Even when compared to movies that have called themselves women-centric, feminist, or empowering, Mardaani 2 comes out ahead by a long shot. Veere Di Wedding, released last year was hailed as a feminist, women-driven film, at least by the creators and cast, but the movies spectacularly failed to deliver. For a movie that tooted its own horn about being revolutionary and feminist, the movie failed the Bechdel Test and had characters that were mere caricatures of female stereotypes, whose life revolved around men or the lack thereof. But Mardaani 2 manages to achieve what most movies hailed as ‘women-centric’ don’t, making it feminist cinema and a pioneer in that regard.

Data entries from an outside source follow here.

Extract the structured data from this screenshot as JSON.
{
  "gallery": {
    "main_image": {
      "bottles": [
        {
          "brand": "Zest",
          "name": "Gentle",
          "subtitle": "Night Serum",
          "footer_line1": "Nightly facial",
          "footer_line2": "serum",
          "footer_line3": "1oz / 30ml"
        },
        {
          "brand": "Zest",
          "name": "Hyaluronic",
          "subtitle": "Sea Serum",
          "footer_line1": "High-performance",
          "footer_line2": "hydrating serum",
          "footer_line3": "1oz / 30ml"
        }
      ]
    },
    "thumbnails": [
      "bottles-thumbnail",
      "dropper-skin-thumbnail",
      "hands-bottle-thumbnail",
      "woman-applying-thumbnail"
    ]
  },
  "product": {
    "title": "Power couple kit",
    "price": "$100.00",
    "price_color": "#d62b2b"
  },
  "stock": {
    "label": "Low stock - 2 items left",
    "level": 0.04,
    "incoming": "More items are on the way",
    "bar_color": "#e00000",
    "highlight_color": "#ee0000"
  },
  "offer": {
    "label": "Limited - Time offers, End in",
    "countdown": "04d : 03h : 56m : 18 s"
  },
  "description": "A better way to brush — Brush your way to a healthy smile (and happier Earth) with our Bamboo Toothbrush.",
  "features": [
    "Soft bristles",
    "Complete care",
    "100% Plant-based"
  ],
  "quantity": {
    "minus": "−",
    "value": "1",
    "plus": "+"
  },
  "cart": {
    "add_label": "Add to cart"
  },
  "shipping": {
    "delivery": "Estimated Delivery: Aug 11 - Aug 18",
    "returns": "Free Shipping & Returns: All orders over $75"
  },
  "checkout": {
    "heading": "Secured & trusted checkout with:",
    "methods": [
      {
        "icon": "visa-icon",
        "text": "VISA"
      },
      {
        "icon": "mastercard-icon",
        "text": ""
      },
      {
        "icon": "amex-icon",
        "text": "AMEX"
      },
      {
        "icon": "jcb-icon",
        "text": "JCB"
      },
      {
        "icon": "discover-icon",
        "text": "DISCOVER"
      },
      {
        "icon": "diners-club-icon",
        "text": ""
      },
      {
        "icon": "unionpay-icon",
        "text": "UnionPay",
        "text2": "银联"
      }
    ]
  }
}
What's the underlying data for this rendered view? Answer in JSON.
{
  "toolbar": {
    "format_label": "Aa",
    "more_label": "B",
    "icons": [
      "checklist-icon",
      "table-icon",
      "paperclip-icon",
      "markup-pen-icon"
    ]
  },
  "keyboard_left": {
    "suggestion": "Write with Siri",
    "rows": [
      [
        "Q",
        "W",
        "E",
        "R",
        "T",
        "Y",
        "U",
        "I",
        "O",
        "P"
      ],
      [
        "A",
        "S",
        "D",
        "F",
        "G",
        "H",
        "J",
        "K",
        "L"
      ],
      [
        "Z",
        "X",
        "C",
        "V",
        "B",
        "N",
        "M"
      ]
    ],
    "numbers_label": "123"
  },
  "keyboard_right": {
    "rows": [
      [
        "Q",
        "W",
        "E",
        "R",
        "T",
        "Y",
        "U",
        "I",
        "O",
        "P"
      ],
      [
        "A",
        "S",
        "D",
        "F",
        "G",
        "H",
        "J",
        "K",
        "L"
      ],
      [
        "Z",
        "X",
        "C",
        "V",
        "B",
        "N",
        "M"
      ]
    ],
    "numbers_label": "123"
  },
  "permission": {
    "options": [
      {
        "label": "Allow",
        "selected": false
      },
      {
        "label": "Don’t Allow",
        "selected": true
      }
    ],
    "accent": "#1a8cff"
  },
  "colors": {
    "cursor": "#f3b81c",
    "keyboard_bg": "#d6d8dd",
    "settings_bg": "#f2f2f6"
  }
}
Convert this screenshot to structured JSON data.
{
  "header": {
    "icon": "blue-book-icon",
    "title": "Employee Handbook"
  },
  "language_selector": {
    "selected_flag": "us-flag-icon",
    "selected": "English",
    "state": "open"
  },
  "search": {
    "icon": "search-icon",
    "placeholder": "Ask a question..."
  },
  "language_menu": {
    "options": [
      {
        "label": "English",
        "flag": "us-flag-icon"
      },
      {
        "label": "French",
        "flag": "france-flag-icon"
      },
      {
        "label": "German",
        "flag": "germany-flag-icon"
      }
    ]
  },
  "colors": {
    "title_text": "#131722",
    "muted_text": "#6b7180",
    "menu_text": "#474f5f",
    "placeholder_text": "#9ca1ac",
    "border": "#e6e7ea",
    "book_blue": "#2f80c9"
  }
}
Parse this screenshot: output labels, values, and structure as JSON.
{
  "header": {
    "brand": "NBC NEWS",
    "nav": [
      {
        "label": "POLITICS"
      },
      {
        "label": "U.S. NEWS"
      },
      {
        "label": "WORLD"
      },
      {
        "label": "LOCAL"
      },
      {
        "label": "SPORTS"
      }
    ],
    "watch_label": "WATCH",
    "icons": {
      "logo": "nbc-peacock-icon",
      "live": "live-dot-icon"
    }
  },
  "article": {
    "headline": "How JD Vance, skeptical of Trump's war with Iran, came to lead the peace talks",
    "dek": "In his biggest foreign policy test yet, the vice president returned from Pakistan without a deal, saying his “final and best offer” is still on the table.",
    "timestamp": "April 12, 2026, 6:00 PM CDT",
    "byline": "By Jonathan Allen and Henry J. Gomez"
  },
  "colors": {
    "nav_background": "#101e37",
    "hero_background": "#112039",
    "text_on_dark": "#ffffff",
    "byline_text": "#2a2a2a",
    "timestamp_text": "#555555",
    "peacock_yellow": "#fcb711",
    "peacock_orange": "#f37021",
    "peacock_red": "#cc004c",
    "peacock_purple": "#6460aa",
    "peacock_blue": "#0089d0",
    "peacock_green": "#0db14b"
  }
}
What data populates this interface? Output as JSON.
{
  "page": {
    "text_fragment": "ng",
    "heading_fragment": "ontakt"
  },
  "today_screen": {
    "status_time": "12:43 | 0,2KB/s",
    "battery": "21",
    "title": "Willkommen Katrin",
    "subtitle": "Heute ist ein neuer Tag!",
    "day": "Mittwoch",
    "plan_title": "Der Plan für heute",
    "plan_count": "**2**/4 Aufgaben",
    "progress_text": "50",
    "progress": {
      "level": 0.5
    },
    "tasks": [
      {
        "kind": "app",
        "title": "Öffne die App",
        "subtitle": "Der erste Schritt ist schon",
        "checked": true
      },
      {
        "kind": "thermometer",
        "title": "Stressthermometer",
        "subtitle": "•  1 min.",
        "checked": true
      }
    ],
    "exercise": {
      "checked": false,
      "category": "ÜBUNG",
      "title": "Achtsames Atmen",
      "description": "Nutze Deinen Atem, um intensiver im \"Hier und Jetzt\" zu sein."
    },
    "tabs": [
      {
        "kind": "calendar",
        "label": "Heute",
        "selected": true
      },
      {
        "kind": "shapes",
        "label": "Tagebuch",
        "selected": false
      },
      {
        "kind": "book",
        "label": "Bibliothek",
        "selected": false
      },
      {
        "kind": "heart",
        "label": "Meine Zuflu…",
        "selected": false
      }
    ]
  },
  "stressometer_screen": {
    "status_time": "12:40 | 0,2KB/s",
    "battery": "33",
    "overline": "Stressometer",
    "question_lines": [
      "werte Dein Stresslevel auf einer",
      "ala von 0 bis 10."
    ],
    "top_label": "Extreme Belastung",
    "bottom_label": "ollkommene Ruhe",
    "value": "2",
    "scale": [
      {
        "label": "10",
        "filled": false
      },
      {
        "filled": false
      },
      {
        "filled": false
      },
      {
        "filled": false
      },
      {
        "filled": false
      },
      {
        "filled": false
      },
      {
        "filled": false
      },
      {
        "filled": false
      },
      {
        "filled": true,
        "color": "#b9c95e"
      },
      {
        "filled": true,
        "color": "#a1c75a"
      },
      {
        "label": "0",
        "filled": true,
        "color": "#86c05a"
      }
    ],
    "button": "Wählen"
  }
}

For all its merits, the movie does lack nuance. For instance, a deeply misogynistic subordinate of Mukherjee’s character, who throughout the movie couldn’t stomach having to work under a woman who he believes to be incompetent and incapable as a function of her gender, suddenly does a complete 180 after he hears Mukherjee’s character mention on TV that women live in a far different world than men, something he already knew but thought should be the way of things.

Also read: Bollywood’s Tryst With Toxic Masculinity

Mardaani 2 does come-off as tone-deaf at times, treating patriarchy as the result of ignorance and not the institutionalised and deeply embedded system of oppression it is, and treats misogyny as something that would simply end if men would walk a mile in women’s shoes.

Mardaani 2 is what movies should look like in 2019. It is a movie with strong female leads who don’t have to justify their claim to space, with women who don’t need saving, and it coerces its viewers to introspect and question our deeply-misogynistic culture that fosters an environment where sexual violence is trivialised, normalised, and condoned. It implores us to see how we, as a people, contribute to sexual violence by either actively participating in rape culture or by being mute spectators to it; it implores us to look at the women we wrong every day.